Motorola Cuts 7,000 More Jobs

Motorola Inc. axed 7,000 jobs in its cellular phone division Tuesday, adding to the more than 9,000 positions eliminated companywide since early December.

The world's No. 2 cellphone maker blamed the latest reductions on the cooling economy, which has put a big chill on industrywide sales and left it with a substantial inventory of unsold phones.

With Tuesday's cuts, Motorola has reduced its work force by more than 10 percent as it careens toward the end of what it expects to be its first quarter with an operating loss since 1985.

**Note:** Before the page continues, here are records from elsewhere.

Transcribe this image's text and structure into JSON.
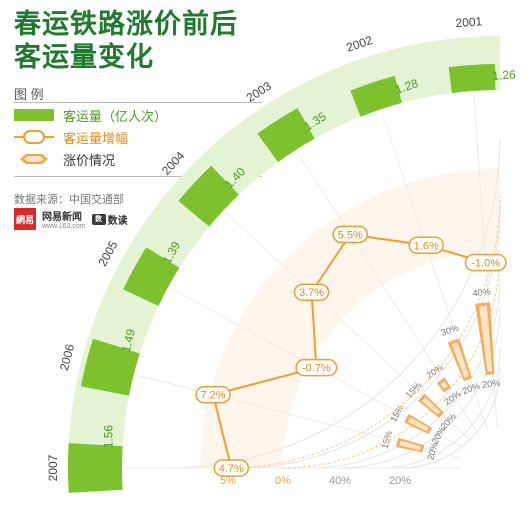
{
  "title_line1": "春运铁路涨价前后",
  "title_line2": "客运量变化",
  "legend": {
    "title": "图 例",
    "items": [
      {
        "label": "客运量（亿人次）",
        "color": "#7dc22e"
      },
      {
        "label": "客运量增幅",
        "color": "#f29c33"
      },
      {
        "label": "涨价情况",
        "color": "#f5a34a"
      }
    ]
  },
  "source": "数据来源：中国交通部",
  "logos": {
    "netease_box": "網易",
    "netease_name": "网易新闻",
    "netease_url": "www.163.com",
    "dudu_mark": "数",
    "dudu_name": "数读"
  },
  "colors": {
    "green": "#7dc22e",
    "green_light": "#e3f3d3",
    "orange": "#f29c33",
    "orange_light": "#fde6c8"
  },
  "chart_data": {
    "type": "radial-bar",
    "passenger_volume": {
      "years": [
        "2001",
        "2002",
        "2003",
        "2004",
        "2005",
        "2006",
        "2007"
      ],
      "values": [
        1.26,
        1.28,
        1.35,
        1.4,
        1.39,
        1.49,
        1.56
      ],
      "labels": [
        "1.26",
        "1.28",
        "1.35",
        "1.40",
        "1.39",
        "1.49",
        "1.56"
      ]
    },
    "growth_rate": {
      "values": [
        -1.0,
        1.6,
        5.5,
        3.7,
        -0.7,
        7.2,
        4.7
      ],
      "labels": [
        "-1.0%",
        "1.6%",
        "5.5%",
        "3.7%",
        "-0.7%",
        "7.2%",
        "4.7%"
      ]
    },
    "growth_axis": {
      "ticks": [
        "5%",
        "0%"
      ]
    },
    "price_axis": {
      "ticks": [
        "40%",
        "20%"
      ]
    },
    "price_increase": {
      "bars": [
        {
          "labels": [
            "20%",
            "40%"
          ]
        },
        {
          "labels": [
            "20%",
            "30%"
          ]
        },
        {
          "labels": [
            "20%",
            "20%"
          ]
        },
        {
          "labels": [
            "20%",
            "15%"
          ]
        },
        {
          "labels": [
            "20%",
            "15%"
          ]
        },
        {
          "labels": [
            "20%",
            "15%"
          ]
        }
      ]
    }
  }
}
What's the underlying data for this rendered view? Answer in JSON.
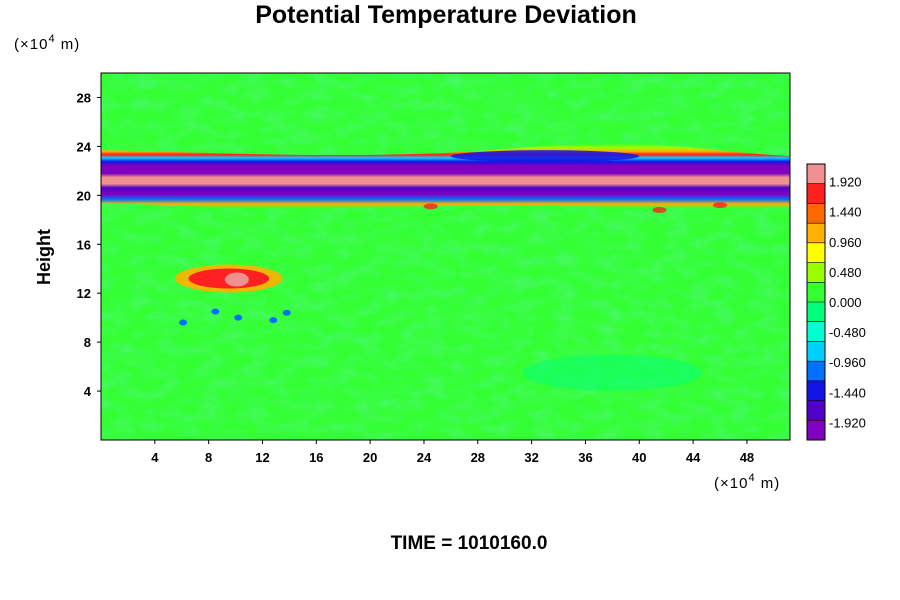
{
  "chart_data": {
    "type": "heatmap",
    "title": "Potential Temperature Deviation",
    "ylabel": "Height",
    "x_unit_prefix": "(×10",
    "x_unit_exp": "4",
    "x_unit_suffix": " m)",
    "y_unit_prefix": "(×10",
    "y_unit_exp": "4",
    "y_unit_suffix": " m)",
    "xlim": [
      0,
      51.2
    ],
    "ylim": [
      0,
      30
    ],
    "x_ticks": [
      "4",
      "8",
      "12",
      "16",
      "20",
      "24",
      "28",
      "32",
      "36",
      "40",
      "44",
      "48"
    ],
    "y_ticks": [
      "4",
      "8",
      "12",
      "16",
      "20",
      "24",
      "28"
    ],
    "colorbar": {
      "range": [
        -2.2,
        2.2
      ],
      "labels": [
        "1.920",
        "1.440",
        "0.960",
        "0.480",
        "0.000",
        "-0.480",
        "-0.960",
        "-1.440",
        "-1.920"
      ],
      "colors": [
        "#f09090",
        "#ff2020",
        "#ff6a00",
        "#ffb000",
        "#ffff00",
        "#9aff00",
        "#33ff33",
        "#00ff7a",
        "#00ffd2",
        "#00d2ff",
        "#0070ff",
        "#1414e6",
        "#5000c8",
        "#8000c0"
      ]
    },
    "features": [
      {
        "desc": "warm band upper",
        "x": [
          0,
          51.2
        ],
        "y": 20.8,
        "value": 1.9
      },
      {
        "desc": "cold band",
        "x": [
          0,
          51.2
        ],
        "y": 20.2,
        "value": -1.9
      },
      {
        "desc": "cold band",
        "x": [
          0,
          51.2
        ],
        "y": 21.2,
        "value": -1.6
      },
      {
        "desc": "cold patch",
        "x": [
          26,
          40
        ],
        "y": 23.2,
        "value": -1.5
      },
      {
        "desc": "warm patch",
        "x": [
          5.5,
          13.5
        ],
        "y": 13.2,
        "value": 1.8
      }
    ],
    "time_label": "TIME = 1010160.0"
  }
}
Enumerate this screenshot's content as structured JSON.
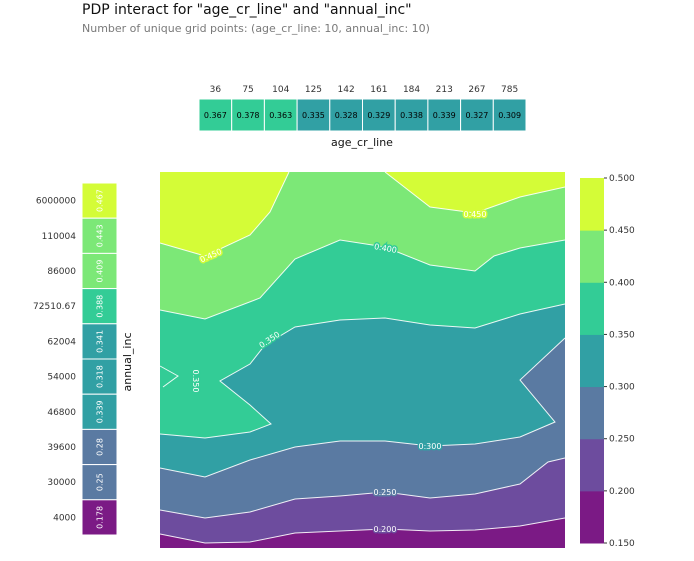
{
  "header": {
    "title": "PDP interact for \"age_cr_line\" and \"annual_inc\"",
    "subtitle": "Number of unique grid points: (age_cr_line: 10, annual_inc: 10)"
  },
  "chart_data": {
    "type": "contour",
    "title": "PDP interact for \"age_cr_line\" and \"annual_inc\"",
    "subtitle": "Number of unique grid points: (age_cr_line: 10, annual_inc: 10)",
    "x_feature": "age_cr_line",
    "y_feature": "annual_inc",
    "x_grid": [
      "36",
      "75",
      "104",
      "125",
      "142",
      "161",
      "184",
      "213",
      "267",
      "785"
    ],
    "x_pdp": [
      "0.367",
      "0.378",
      "0.363",
      "0.335",
      "0.328",
      "0.329",
      "0.338",
      "0.339",
      "0.327",
      "0.309"
    ],
    "y_grid": [
      "6000000",
      "110004",
      "86000",
      "72510.67",
      "62004",
      "54000",
      "46800",
      "39600",
      "30000",
      "4000"
    ],
    "y_pdp": [
      "0.467",
      "0.443",
      "0.409",
      "0.388",
      "0.341",
      "0.318",
      "0.339",
      "0.28",
      "0.25",
      "0.178"
    ],
    "contour_levels": [
      "0.150",
      "0.200",
      "0.250",
      "0.300",
      "0.350",
      "0.400",
      "0.450",
      "0.500"
    ],
    "contour_line_labels": [
      {
        "text": "0.450",
        "near": "top-left"
      },
      {
        "text": "0.450",
        "near": "top-right"
      },
      {
        "text": "0.400",
        "near": "upper-middle"
      },
      {
        "text": "0.350",
        "near": "middle-left"
      },
      {
        "text": "0.350",
        "near": "left-edge"
      },
      {
        "text": "0.300",
        "near": "lower-middle"
      },
      {
        "text": "0.250",
        "near": "lower-middle"
      },
      {
        "text": "0.200",
        "near": "bottom"
      }
    ],
    "colorbar": {
      "ticks": [
        "0.500",
        "0.450",
        "0.400",
        "0.350",
        "0.300",
        "0.250",
        "0.200",
        "0.150"
      ],
      "placement": "right"
    },
    "grid": false,
    "colors": {
      "band_0_150": "#7b1a85",
      "band_0_200": "#6d4c9e",
      "band_0_250": "#5a7aa2",
      "band_0_300": "#31a0a4",
      "band_0_350": "#33cc96",
      "band_0_400": "#7ce877",
      "band_0_450": "#d4fc37"
    }
  }
}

Analysts, while calling the actions necessary, said Motorola must still rid itself of an old bugaboo -- an inability to connect well with consumers on the lower-cost phones they prefer. Its failure to do so last year while the cellphone market and economy were still booming started its profit woes and caused it to slip further behind Finland's Nokia.

Motorola gave no breakdown of the latest announced cuts but said they will affect manufacturing, engineering and administrative jobs throughout its worldwide cellphone operations. The bulk are to take place by July.

Once they take effect, 12,000 workers in its once high-flying personal communications division will have been idled by the series of cuts. In a related move, Motorola announced Feb. 23 it was eliminating 4,000 jobs from its semiconductor business, which supplies computer chips for its phones.

Motorola launched its latest restructuring late last year, barely two years after cutting 20,000 jobs and taking a $1 billion loss in 1998, the year Nokia overtook it. Its market share was only 13 percent in the fourth quarter of 2000 compared with 34 percent for Nokia, according to the Gartner Dataquest research firm.